1. Field of the Invention
This invention is directed to a method and apparatus for detecting the location, velocity, size and type of particles in a weather system. More particularly, the invention relates to detecting particles in a weather system with a wide-angle multiple-Doppler radar network using a single transmitting antenna and at least one passive receiving antenna with a wide angle view.
2. Description of Prior Art
A conventional Doppler radar station is a monostatic station meaning the transmitting antenna is also the receiving antenna. Such a station may focus a beam of transmitted electromagnetic radiation on water particles in a cloud, and from the Doppler shift in echoes from the particles determine the component of velocity of the particles in the direction of the beam. In effect, the single radar station can detect the velocity of particles, and thus the wind, along a radial line from the radar station.
Bistatic and polystatic radar networks have been used in the past to detect the velocity of aircraft, missiles, etc. In a bistatic radar system, the transmitting and receiving antennas are separated. In a polystatic radar system, there are multiple receiving antennas for each transmitting antenna. The receiving antennas are focussed as a group as a narrow beam antenna monitoring the object illuminated by the transmitting beam. Exemplary of a polystatic radar system is the system taught in U.S. Pat.
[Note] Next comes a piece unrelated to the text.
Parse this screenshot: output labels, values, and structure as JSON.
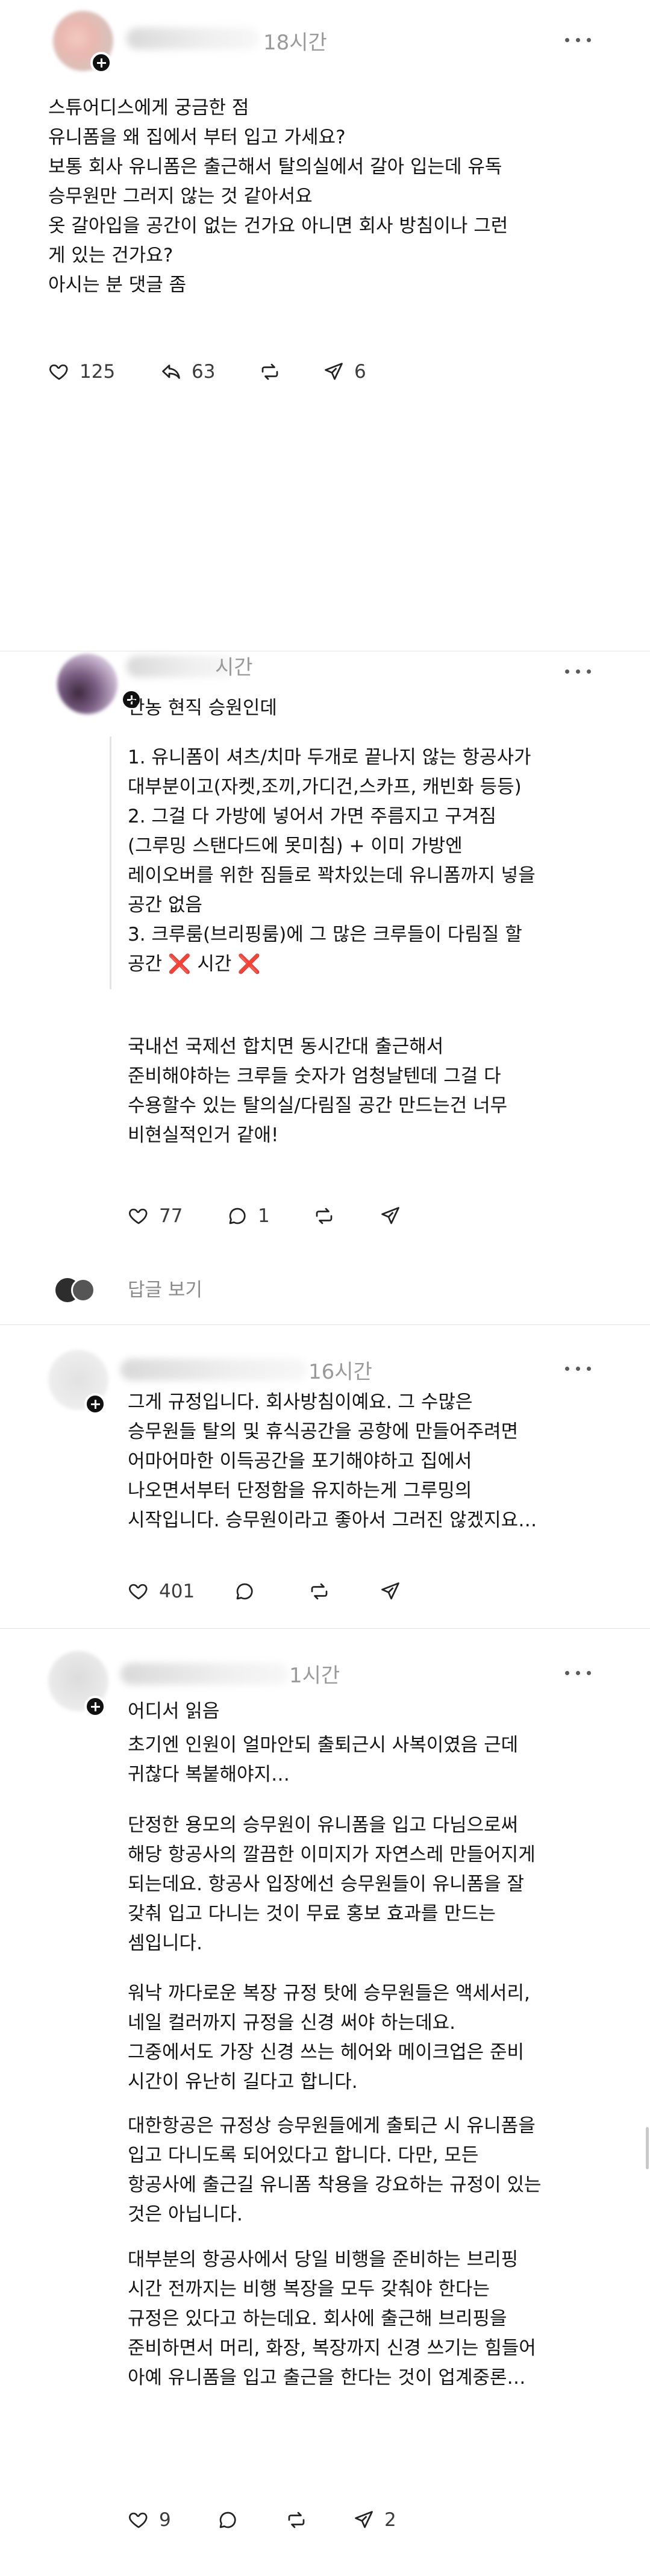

No. 4,994,809, entitled "Polystatic Correlating Radar." This radar system has no particular utility as a weather radar system.
The concept of using a multi-static radar system to detect wind velocity is briefly discussed in an article entitled "Measuring Winds With Pulsed C-Band Radar" in NASA Technical Briefs, October 1989. The article proposes to use multiple receiving stations; i.e., a polystatic system to get velocity vectors in multiple directions so as to determine the actual velocity of particles and, thus, the wind. This system uses a narrow beam receiving station. Accordingly, the receiving station would detect wind velocity at one point in the sky; i.e., the intersection of the transmitted beam and the focussed beam of the receiving station. To obtain any useful data, the receiving antenna would have to scan some length of the transmitted beam, the transmitted beam would have to be indexed and the receiving beam would have to again scan the transmitted beam. The problem with such a system is that obtaining wind velocity for more than one point in the sky requires either hundreds of antennas focussed on different parts of the transmitted beam or some system for rapid-coordinated scanning by multiple antennas. This would be an extremely expensive system if it could even operate quickly enough to obtain useful data for different portions of the sky.